Chapter 10 describes the conditions for using the independent samples t-test. You always first need to check these conditions before running the tests. For this assignment you hopefully conducted a correct test, and ended up with the following output (if not, reread section 10.1).
| Tests of Normality | |||||||
|---|---|---|---|---|---|---|---|
| Version participants saw | Kolmogorov-Smirnov a | Shapiro-Wilk | |||||
| Statistic | df | Sig. | Statistic | df | Sig. | ||
| IncidenteleInfo | Original version | .263 | 24 | .000 | .850 | 24 | .002 |
| Random version | .229 | 27 | .001 | .905 | 27 | .017 | |
| CentraleInfo | Original version | .452 | 24 | .000 | .580 | 24 | .000 |
| Random version | .255 | 27 | .000 | .776 | 27 | .000 | |
Lilliefors Significance Correction.
What do these results tell you? What you can conclude from these numbers is that in both groups the distribution of both incidental information recall and central information recall is not normally distributed. This means that you are not allowed to use the t-test, but have to use a nonparametric equivalent!

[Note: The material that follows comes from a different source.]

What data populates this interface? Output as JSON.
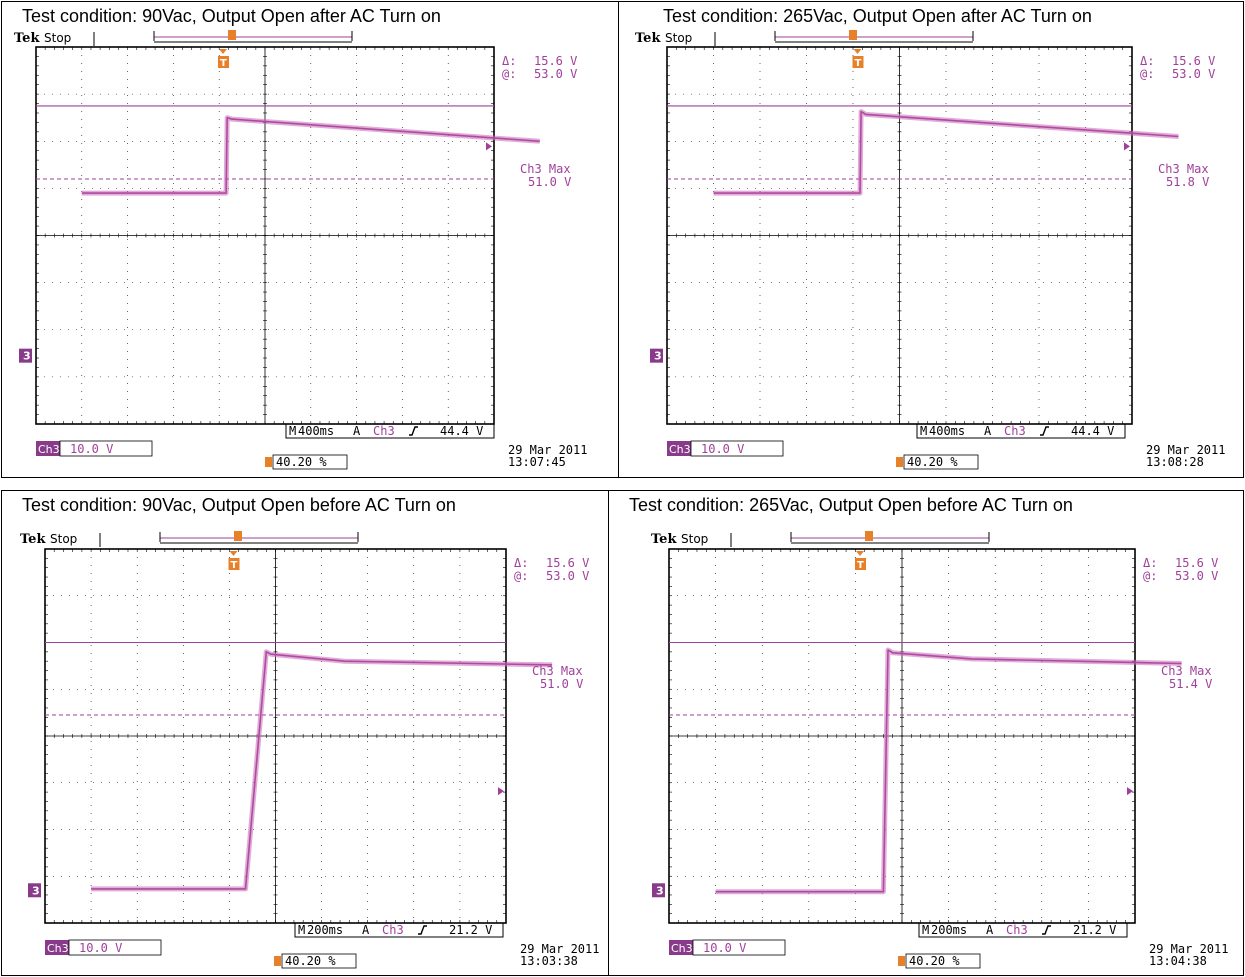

But, which test? Take a look at the chart in Figure 10.9 and you will know that it is Mann-Whitney’s test that is appropriate here.
Running this test will result in the following output:
| Ranks | ||||
|---|---|---|---|---|
| Version participants saw | N | Mean Rank | Sum of Ranks | |
| IncidenteleInfo | Original version | 25 | 26.82 | 670.50 |
| Random version | 27 | 26.20 | 707.50 | |
| Total | 52 | |||
| CentraleInfo | Original version | 24 | 30.50 | 732.00 |
| Random version | 27 | 22.00 | 594.00 | |
| Total | 51 | |||
| Test Statistics a | ||
|---|---|---|
| IncidenteleInfo | CentraleInfo | |
| Mann-Whitney U | 329.500 | 216.000 |
| Wilcoxon W | 707.500 | 594.000 |
| Z | −.151 | −2.321 |
| Asymp. Sig. (2-tailed) | .880 | .020 |
Grouping Variable: Version participants saw.
For the interpretation you focus on the results in the bottom row. For incident you there was no significant effect, but for central there was (p < .020). This means that you can conclude the difference between the group scores on recall of central information was indeed significant, when conducting the correct (nonparametric) test, i.e. the Mann-Whitney test.